Century Marks

Century Marks

Old battle

Roger Williams, who founded Rhode Island, believed that freedom of religion and political freedom were inextricably linked. Pagans, Jews, Turks and even anti-Christians should be given the freedom to worship as they wished, or not worship at all, he believed. Current public debates about the role of religion in public life go back to the conflict between Williams and the Massa­chusetts Puritans. The Puritans wanted to create a Christian commonwealth. Williams created a government that was based on the will of the people and didn't depend on God's blessing. Williams set the tone for the U.S. Constitution, which doesn't mention God or invoke God's blessings on the country (John M. Barry, author of Roger Williams and the Creation of the American Soul, in the Los Angeles Times, February 5).

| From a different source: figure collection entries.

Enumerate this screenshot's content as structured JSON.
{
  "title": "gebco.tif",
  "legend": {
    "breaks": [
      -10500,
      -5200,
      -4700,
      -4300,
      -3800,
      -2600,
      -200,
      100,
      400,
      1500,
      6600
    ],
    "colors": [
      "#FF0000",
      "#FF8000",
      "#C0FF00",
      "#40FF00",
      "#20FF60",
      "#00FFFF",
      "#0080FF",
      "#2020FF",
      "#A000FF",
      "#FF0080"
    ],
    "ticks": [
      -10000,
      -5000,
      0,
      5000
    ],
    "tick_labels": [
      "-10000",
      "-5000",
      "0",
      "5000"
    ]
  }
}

John M. Buchanan, editor/publisher of the Christian Century, has been named winner of the 2012 David Steele Distinguished Writer Award by the Presbyterian Writers Guild (PWG). "In recognizing John Buchanan, the Writers Guild is mindful of John's concise, yet often profound editorial columns in the Christian Century which have provided the church with continuing guidance and inspiration," said J. Barrie Shep­herd, chair of the PWG award committee. Buchanan retired from pastoral ministry at the end of January after 48 years—the last 26 at Fourth Presby­terian Church in Chicago. He continues to serve at the Century (PCUSA News).

Ecclesial spectacle

Like most presidents in the modern era, Harry Tru­man's church attendance while vice president and president was erratic. He didn't give advance notice of when or where he would attend, typically showing up just before the service began in order to minimize distractions. He wrote a note to the minister of the First Baptist Church in Washington that "it now re­quires so many people to get me around there is no pleas­ure in going anywhere." To the pastor of his home church, Grandview Bap­tist in Grandview, Missouri, he said: "I don't want people to come to church to see the president. They ought to go there to worship God" (David Holmes, The Faiths of the Postwar Presidents: From Tru­man to Obama, University of Georgia Press).


Last month a car drove through the front doors of the Happy Corner Church of the Brethren in Clayton, Ohio. The driver drove the car around the sanctuary, causing extensive damage. The driver then abandoned the car, which was thought to have been stolen (WDTN, January 19).

Haves and have-nots

Economist Richard Wolff says that both rich and poor Americans tend to think of themselves as middle class, but the middle class has nearly disappeared. The businesses that had success catering to the middle class in the past—Sears, for example—are having difficulty today. Upscale boutiques and high-end department stores at the one end and discount stores at the other end are doing well (The Sun, February).